Canadian Edgar Nernberg isn't into the whole evolution thing. In fact, he's on the board of directors of Big Valley’s Creation Science Museum, a place meant to rival local scientific institutions. Adhering to the most extreme form of religious creationism, the exhibits "prove" that the Earth is only around 6,000 years old, and that humans and dinosaurs co-existed.
Unfortunately, Nernberg just dug up a 60-million-year-old fish.
¯\_(ツ)_/¯
Local outlets report that the man is far from shaken by the bony fish, which he found while excavating a basement in Calgary.
Because here's the thing: He just doesn't believe they're that old. And he's quite the fossil lover.
“No, it hasn’t changed my mind. We all have the same evidence, and it’s just a matter of how you interpret it,” Nernberg told the Calgary Sun. “There’s no dates stamped on these things."
No sir, no dates. Just, you know, isotopic dating, basic geology, really shoddy stuff like that. To be fair, I'm not any more capable of figuring out when a particular fossil is from than Nernberg is. I'd be one sorry paleontologist, given the opportunity. I've never even found a fossil, so he's got me there. But the science of dating fossils is not shaky -- at least not on the order of tens of millions of years of error -- so this fossil and the rocks around it really do give new earth creationism the boot.
But this can go down as one of the best examples ever of why it's downright impossible to convince someone who's "opposed" to evolution that it's a basic fact: If you think the very tenets of science are misguided, pretty much any evidence presented to you can be written off as fabricated or misinterpreted.
The scientific community is thrilled and grateful for the find, and the University of Calgary will unveil the five fossils on Thursday. These fish lived in a time just after the dinosaurs were wiped out, when other species were able to thrive in the giants' absence. It's an important point in Earth's evolutionary history, because new species were popping up all over to make up for the ecological niches dinos left behind. Creatures from this era give us some breathtaking glimpses of evolution in progress. But it's rare to find fossils of that age in Calgary, since most of the rocks are too old and yield dinosaurs instead.

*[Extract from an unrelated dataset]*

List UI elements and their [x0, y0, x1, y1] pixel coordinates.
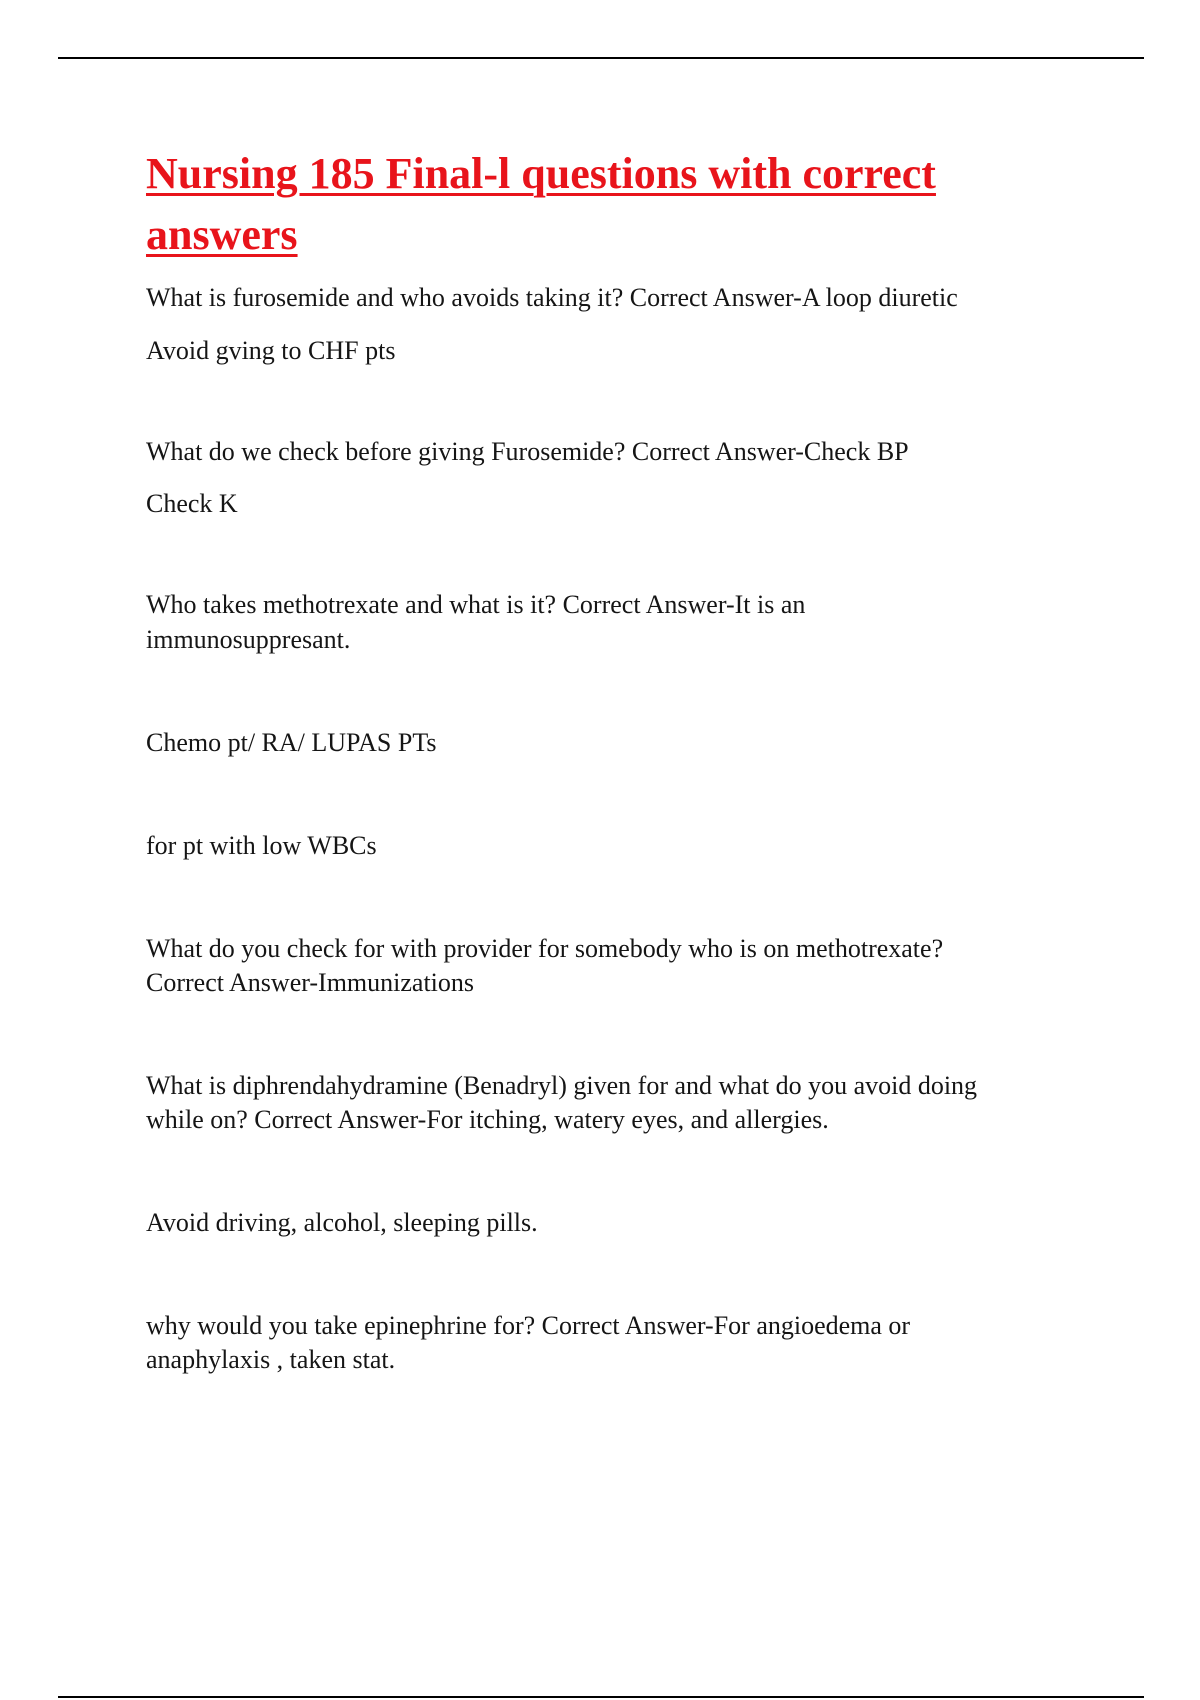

Ironically, Nernberg's contributions at the Creation Science Museum are almost certainly what scientists have to thank for the find. He's an amateur fossil collector, and he knew the fish were special as soon as he spotted them.

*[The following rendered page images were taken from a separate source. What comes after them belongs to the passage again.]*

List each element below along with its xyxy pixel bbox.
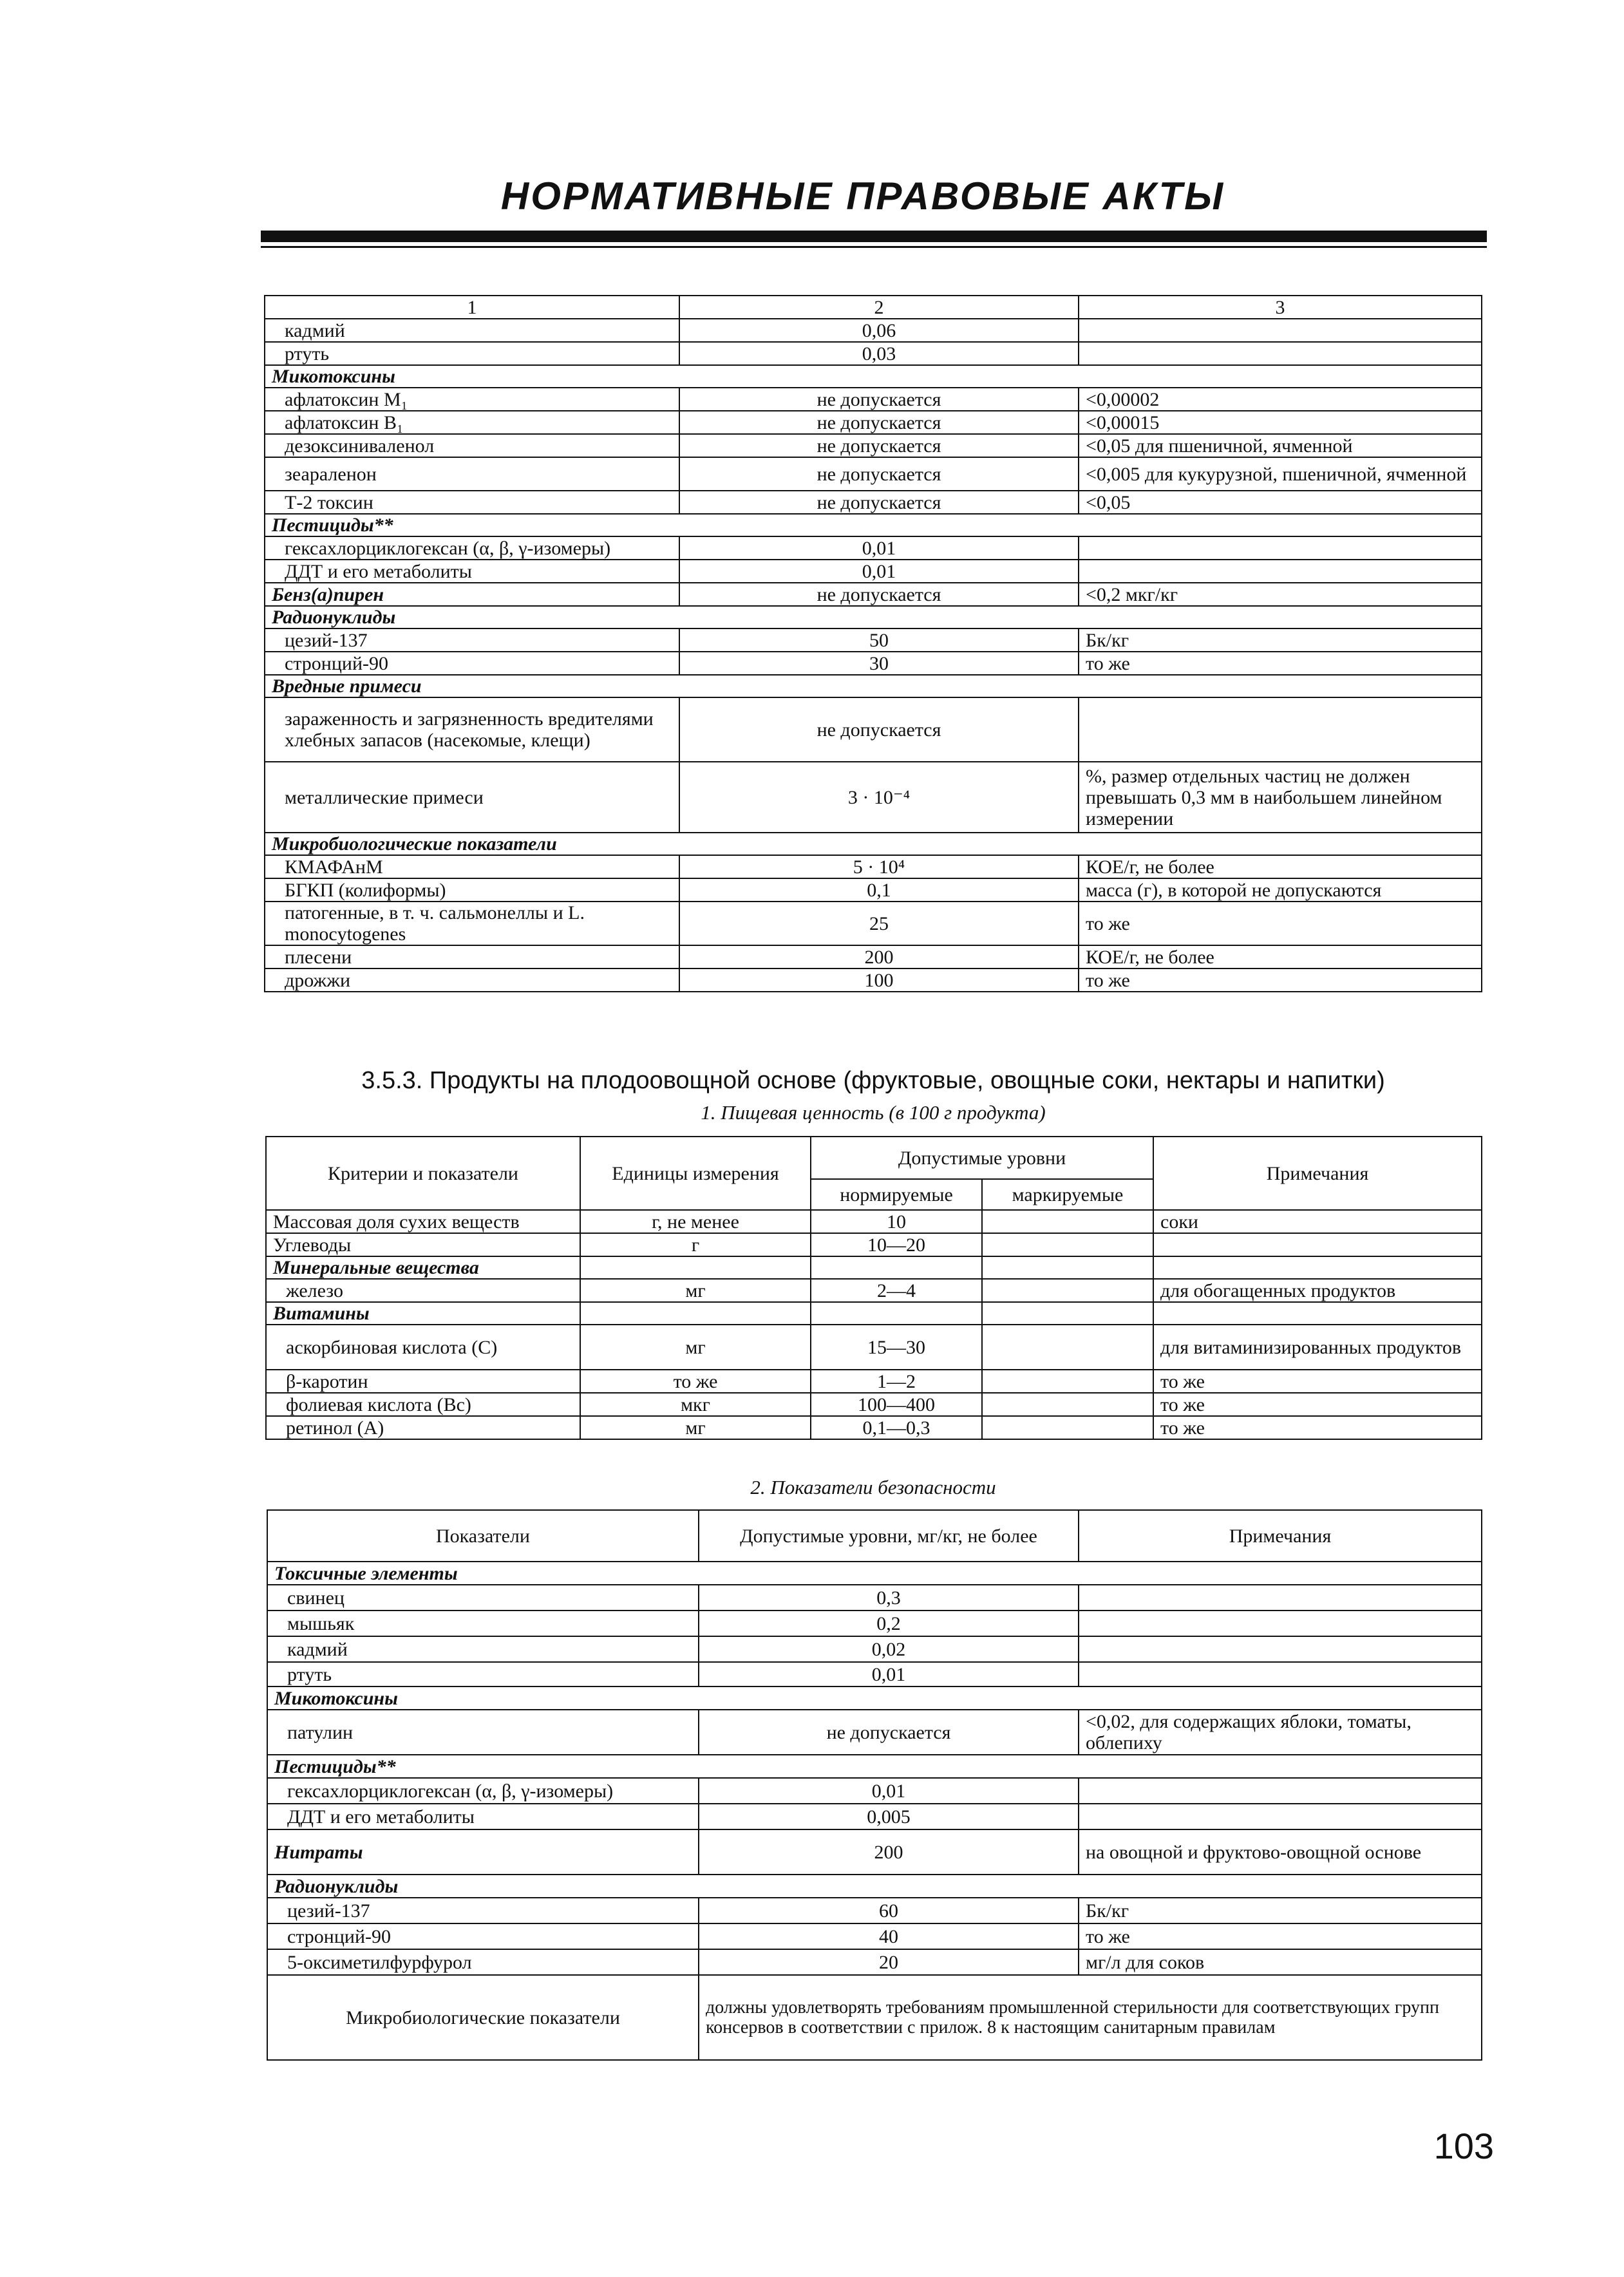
criterion-note: для витаминизированных продуктов [1153,1325,1482,1370]
indicator-value: 0,06 [679,319,1079,342]
section-row [266,1256,1482,1279]
indicator-note: <0,02, для содержащих яблоки, томаты, облепиху [1079,1710,1482,1755]
indicator-name: Микробиологические показатели [267,1975,699,2060]
section-title: Микробиологические показатели [265,833,1482,855]
page-header-title: НОРМАТИВНЫЕ ПРАВОВЫЕ АКТЫ [500,175,1225,218]
criterion-name: железо [266,1279,580,1302]
section-title: Минеральные вещества [266,1256,580,1279]
criterion-unit: то же [580,1370,811,1393]
criterion-unit: мг [580,1325,811,1370]
indicator-note: то же [1079,652,1482,675]
table-row [267,1636,1482,1662]
table-row [267,1804,1482,1829]
indicator-name: дезоксиниваленол [265,434,679,457]
criterion-name: Углеводы [266,1233,580,1256]
indicator-note: Бк/кг [1079,1898,1482,1923]
requirement-text: должны удовлетворять требованиям промышленной стерильности для соответствующих групп консервов в соответствии с прилож. 8 к настоящим санитарным правилам [699,1975,1482,2060]
indicator-name: КМАФАнМ [265,855,679,878]
empty-cell [1153,1256,1482,1279]
criterion-note: соки [1153,1210,1482,1233]
table-caption-nutrition: 1. Пищевая ценность (в 100 г продукта) [701,1101,1046,1124]
indicator-name: 5-оксиметилфурфурол [267,1949,699,1975]
indicator-note [1079,1662,1482,1686]
table-row [265,652,1482,675]
criterion-name: β-каротин [266,1370,580,1393]
indicator-value: не допускается [699,1710,1079,1755]
criterion-note [1153,1233,1482,1256]
indicator-value: 0,01 [699,1662,1079,1686]
indicator-name: мышьяк [267,1611,699,1636]
indicator-name: кадмий [265,319,679,342]
table-row [267,1923,1482,1949]
criterion-name: аскорбиновая кислота (С) [266,1325,580,1370]
section-row [267,1562,1482,1585]
section-title: Радионуклиды [265,606,1482,628]
criterion-name: ретинол (А) [266,1416,580,1439]
indicator-note: КОЕ/г, не более [1079,945,1482,968]
indicator-name: стронций-90 [265,652,679,675]
section-title: Токсичные элементы [267,1562,1482,1585]
indicator-name: металлические примеси [265,762,679,833]
indicator-value: 0,3 [699,1585,1079,1611]
indicator-name: ДДТ и его метаболиты [265,560,679,583]
table-row [267,1949,1482,1975]
criterion-unit: г, не менее [580,1210,811,1233]
page-number: 103 [1433,2126,1494,2166]
section-title: Вредные примеси [265,675,1482,697]
criterion-name: Массовая доля сухих веществ [266,1210,580,1233]
indicator-note: то же [1079,1923,1482,1949]
section-row [266,1302,1482,1325]
section-row [265,365,1482,388]
table-row [267,1898,1482,1923]
table-row [265,342,1482,365]
criterion-normalized-level: 15—30 [811,1325,982,1370]
section-row [267,1755,1482,1778]
table-row [266,1210,1482,1233]
indicator-name: ртуть [267,1662,699,1686]
indicator-note [1079,1611,1482,1636]
indicator-value: не допускается [679,434,1079,457]
criterion-unit: мг [580,1279,811,1302]
header-units: Единицы измерения [580,1137,811,1210]
indicator-note: <0,2 мкг/кг [1079,583,1482,606]
indicator-value: 0,01 [699,1778,1079,1804]
table-row [265,536,1482,560]
indicator-note: мг/л для соков [1079,1949,1482,1975]
indicator-name: плесени [265,945,679,968]
empty-cell [580,1256,811,1279]
criterion-labeled-level [982,1370,1153,1393]
header-indicators: Показатели [267,1510,699,1562]
table-row [267,1710,1482,1755]
table-row [265,628,1482,652]
table-body [266,1210,1482,1439]
indicator-note: <0,05 [1079,491,1482,514]
indicator-value: не допускается [679,411,1079,434]
criterion-labeled-level [982,1233,1153,1256]
criterion-labeled-level [982,1393,1153,1416]
indicator-note: то же [1079,968,1482,992]
header-labeled: маркируемые [982,1179,1153,1210]
indicator-name: патулин [267,1710,699,1755]
section-title: Витамины [266,1302,580,1325]
criterion-unit: г [580,1233,811,1256]
table-row [266,1370,1482,1393]
indicator-value: 60 [699,1898,1079,1923]
indicator-name: афлатоксин B₁ [265,411,679,434]
table-body [265,319,1482,992]
indicator-name: БГКП (колиформы) [265,878,679,902]
table-row [265,762,1482,833]
indicator-value: 30 [679,652,1079,675]
indicator-note [1079,1778,1482,1804]
table-row [265,491,1482,514]
empty-cell [580,1302,811,1325]
table-row [265,457,1482,491]
criterion-note: то же [1153,1393,1482,1416]
table-row [265,945,1482,968]
section-row [267,1875,1482,1898]
indicator-note: то же [1079,902,1482,945]
table-row [267,1829,1482,1875]
column-header-2: 2 [679,296,1079,319]
section-title: Пестициды** [265,514,1482,536]
table-row [267,1975,1482,2060]
criterion-name: фолиевая кислота (Bc) [266,1393,580,1416]
indicator-name: Нитраты [267,1829,699,1875]
indicator-name: Т-2 токсин [265,491,679,514]
indicator-name: зараженность и загрязненность вредителями хлебных запасов (насекомые, клещи) [265,697,679,762]
header-criteria: Критерии и показатели [266,1137,580,1210]
criterion-normalized-level: 100—400 [811,1393,982,1416]
indicator-name: дрожжи [265,968,679,992]
table-row [265,902,1482,945]
indicator-name: ДДТ и его метаболиты [267,1804,699,1829]
indicator-value: 0,01 [679,560,1079,583]
criterion-note: для обогащенных продуктов [1153,1279,1482,1302]
indicator-note: <0,05 для пшеничной, ячменной [1079,434,1482,457]
indicator-note: на овощной и фруктово-овощной основе [1079,1829,1482,1875]
table-row [265,434,1482,457]
indicator-value: 20 [699,1949,1079,1975]
criterion-labeled-level [982,1325,1153,1370]
indicator-value: 50 [679,628,1079,652]
criterion-normalized-level: 1—2 [811,1370,982,1393]
criterion-normalized-level: 10 [811,1210,982,1233]
empty-cell [982,1256,1153,1279]
indicator-value: не допускается [679,388,1079,411]
criterion-note: то же [1153,1416,1482,1439]
table-row [267,1778,1482,1804]
indicator-note: Бк/кг [1079,628,1482,652]
indicator-name: ртуть [265,342,679,365]
header-notes: Примечания [1153,1137,1482,1210]
header-levels: Допустимые уровни [811,1137,1153,1179]
table-row [265,411,1482,434]
indicator-note: %, размер отдельных частиц не должен превышать 0,3 мм в наибольшем линейном измерении [1079,762,1482,833]
header-normalized: нормируемые [811,1179,982,1210]
nutrition-table [265,1136,1482,1440]
table-row [266,1325,1482,1370]
table-row [265,319,1482,342]
indicator-name: Бенз(а)пирен [265,583,679,606]
indicator-note [1079,536,1482,560]
indicator-note: <0,00002 [1079,388,1482,411]
indicator-note [1079,342,1482,365]
section-row [265,833,1482,855]
column-header-3: 3 [1079,296,1482,319]
empty-cell [982,1302,1153,1325]
table-body [267,1562,1482,2060]
column-header-1: 1 [265,296,679,319]
indicator-value: 0,2 [699,1611,1079,1636]
indicator-name: цезий-137 [265,628,679,652]
indicator-note [1079,1636,1482,1662]
indicator-value: не допускается [679,491,1079,514]
section-row [267,1686,1482,1710]
header-rule-thin [261,246,1487,248]
section-title: Микотоксины [267,1686,1482,1710]
empty-cell [1153,1302,1482,1325]
section-title: Пестициды** [267,1755,1482,1778]
section-heading: 3.5.3. Продукты на плодоовощной основе (фруктовые, овощные соки, нектары и напитки) [361,1067,1385,1094]
section-row [265,675,1482,697]
criterion-unit: мг [580,1416,811,1439]
indicator-name: зеараленон [265,457,679,491]
indicator-note: КОЕ/г, не более [1079,855,1482,878]
indicator-note: <0,005 для кукурузной, пшеничной, ячменной [1079,457,1482,491]
header-notes: Примечания [1079,1510,1482,1562]
section-title: Радионуклиды [267,1875,1482,1898]
indicator-value: 5 · 10⁴ [679,855,1079,878]
indicator-value: не допускается [679,697,1079,762]
indicator-value: 0,02 [699,1636,1079,1662]
indicator-name: гексахлорциклогексан (α, β, γ-изомеры) [267,1778,699,1804]
indicator-name: цезий-137 [267,1898,699,1923]
table-row [266,1279,1482,1302]
criterion-labeled-level [982,1416,1153,1439]
indicator-value: 200 [679,945,1079,968]
table-row [265,878,1482,902]
indicator-note [1079,1804,1482,1829]
indicator-name: гексахлорциклогексан (α, β, γ-изомеры) [265,536,679,560]
table-row [267,1585,1482,1611]
indicator-value: 0,005 [699,1804,1079,1829]
criterion-normalized-level: 0,1—0,3 [811,1416,982,1439]
indicator-value: 100 [679,968,1079,992]
table-row [267,1662,1482,1686]
indicator-name: патогенные, в т. ч. сальмонеллы и L. monocytogenes [265,902,679,945]
table-row [265,855,1482,878]
indicator-note [1079,560,1482,583]
empty-cell [811,1302,982,1325]
criterion-labeled-level [982,1210,1153,1233]
table-caption-safety: 2. Показатели безопасности [750,1476,996,1498]
table-row [265,560,1482,583]
juice-safety-table [267,1509,1482,2061]
indicator-name: свинец [267,1585,699,1611]
table-row [266,1233,1482,1256]
criterion-normalized-level: 10—20 [811,1233,982,1256]
indicator-value: 0,1 [679,878,1079,902]
table-row [267,1611,1482,1636]
indicator-value: 3 · 10⁻⁴ [679,762,1079,833]
indicator-note [1079,697,1482,762]
indicator-value: 0,03 [679,342,1079,365]
indicator-name: афлатоксин M₁ [265,388,679,411]
indicator-note: масса (г), в которой не допускаются [1079,878,1482,902]
indicator-value: не допускается [679,457,1079,491]
table-row [265,388,1482,411]
indicator-value: 200 [699,1829,1079,1875]
section-row [265,514,1482,536]
table-row [265,697,1482,762]
indicator-value: 40 [699,1923,1079,1949]
table-row [265,968,1482,992]
criterion-unit: мкг [580,1393,811,1416]
header-rule [261,231,1487,242]
indicator-name: кадмий [267,1636,699,1662]
table-row [265,583,1482,606]
empty-cell [811,1256,982,1279]
table-row [266,1416,1482,1439]
indicator-note: <0,00015 [1079,411,1482,434]
indicator-value: 0,01 [679,536,1079,560]
grain-safety-table [264,295,1482,992]
criterion-normalized-level: 2—4 [811,1279,982,1302]
indicator-note [1079,319,1482,342]
header-levels: Допустимые уровни, мг/кг, не более [699,1510,1079,1562]
criterion-labeled-level [982,1279,1153,1302]
indicator-value: 25 [679,902,1079,945]
indicator-note [1079,1585,1482,1611]
criterion-note: то же [1153,1370,1482,1393]
table-row [266,1393,1482,1416]
section-title: Микотоксины [265,365,1482,388]
indicator-value: не допускается [679,583,1079,606]
section-row [265,606,1482,628]
indicator-name: стронций-90 [267,1923,699,1949]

"When the five fish fossils presented themselves to me in the excavator bucket, the first thing I said was you’re coming home with me, the second thing was I better call a paleontologist," Nernberg said in a statement.
“Most people would have overlooked these. When these were uncovered, Edgar right away recognized them,” Darla Zelenitsky, paleontologist and assistant professor of geoscience at the University of Calgary, told the Sun. "He’s apparently interested in fossils, and that’s probably how he saw them. An ordinary person might have just seen blobs in the rock.”
Nernberg is reportedly seeking a cast of one of the fish so he can put it on display at the creationist museum.